Tech

Bot Hunting is all about Vibes


Christopher Bouzy is try to stay ahead of bots. As the man behind Bot Sentinel, a popular bot detection system, he and his team are constantly updating their machine learning models for fear that they will become “stale”. Mission? Organize 3.2 million tweets from suspended accounts into two folders: “Bot” or “Not”.

To detect bots, Bot Sentinel models must first learn what the problematic behavior is through exposure to data. And by feeding the model tweets in two distinct categories — bots or non-bots — Bouzy’s model can calibrate itself and supposedly figure out the essence of what, he says, does. for a problematic tweet.

Training data is the heart of any machine learning model. In the burgeoning field of bot detection, how bot hunters identify and label tweets will determine how their systems interpret and categorize them. bot-like behavior. According to experts, this may be more of an art than a science. “At the end of the day, it’s the vibe you get when you label it,” says Bouzy. “It’s not just about words in tweets, context matters.”
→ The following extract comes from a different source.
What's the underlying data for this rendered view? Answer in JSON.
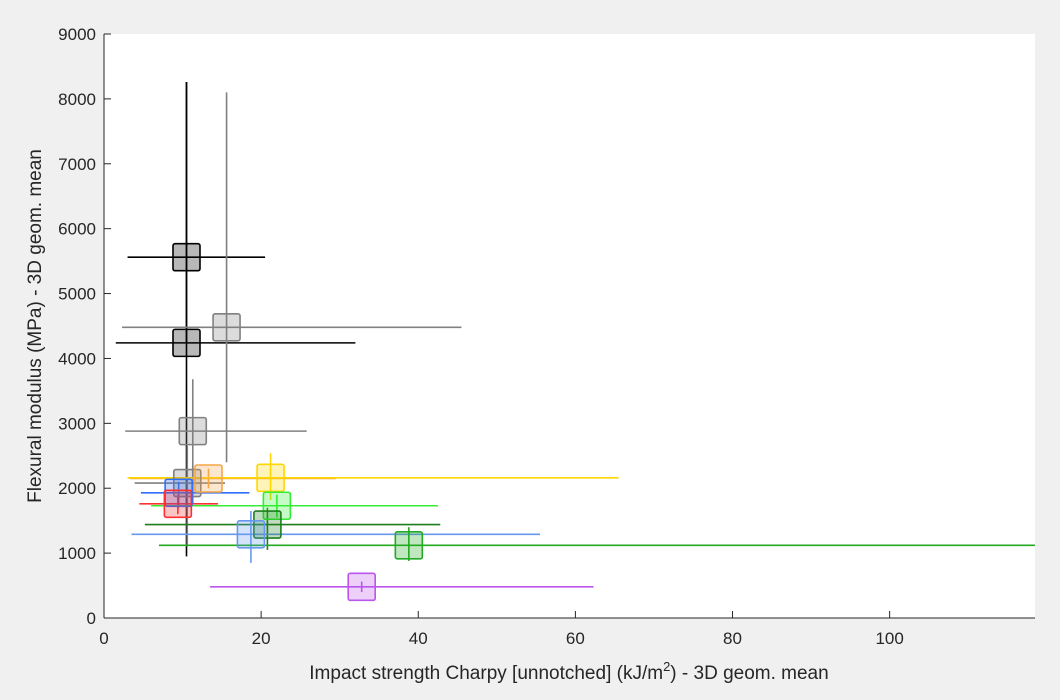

He’s a Bot, She’s a Bot, Everyone’s a Bot

Before anyone can hunt bots, they need to learn what a bot is — and that answer varies depending on who you ask. The internet is full of people accusing each other of being bots over petty political disagreements. Trolls are called bots. People who have no profile picture and few tweets or followers are called bots. Even among professional bot hunters, the answer varies.

The Sentinel bot is trained to eliminate what Bouzy calls “problematic accounts”—not just automated accounts. Indiana University computer science and informatics professor Filippo Menczer says the tool he helped develop, Botometer, defines a bot as an account that is at least partially controlled by the software. Kathleen Carley is a computer science professor at the Software Research Institute at Carnegie Mellon University, who helped develop two bot detection tools: BotHunter and BotBuster. Carley defines a bot as “an account run by fully automated software,” a definition that fits Twitter itself. “The bot is an automated account — nothing more, nothing less,” the company wrote in a blog post in May 2020 about platform operations.

As with the different definitions, the results these tools produce are not always consistent. For example, an account that is flagged as a bot by Botometer can revert to being fully human on the Bot Sentinel and vice versa.

Some of this is by design. Unlike Botometer, which aims to identify accounts automatically or partially automatically, Bot Sentinel is hunting for accounts that engage in malicious trolling activities. According to Bouzy, you’ll know these accounts when you see them. They can be automated or controlled by humans, and they engage in harassment or misinformation and violate Twitter’s terms of service. “Just the worst of the worst,” Bouzy said.

The botometer is maintained by Kaicheng Yang, a doctoral candidate in informatics at the Social Media Observatory at Indiana University, who created the tool with Menczer. The tool also uses machine learning to classify bots, but when Yang is training his models, he’s not necessarily looking for harassment or terms of service violations. He’s just looking for bots. According to Yang, when he labels his training data, he asks himself one question: “Do I believe Did the tweet come from a person or from an algorithm? “

How to train an algorithm

Not only is there no consensus on how to identify bots, but there are no clear criteria or signals that any researcher can point to to accurately predict whether an account is a bot or not. . Bot hunters believe that exposing an algorithm to thousands or millions of bot accounts will help computers detect bot-like behavior. But the objective effectiveness of any bot detection system is confounded by the fact that humans still have to make judgment requests about what data to use to build it.

Take for example Botometer. Yang said Botometer is trained on tweets from about 20,000 accounts. While some of these accounts claim to be bots, most are manually classified by Yang and a team of researchers before being algorithmically sorted. (Menczer says some of the accounts used for Botometer training come from data sets from other peer-reviewed research. says.)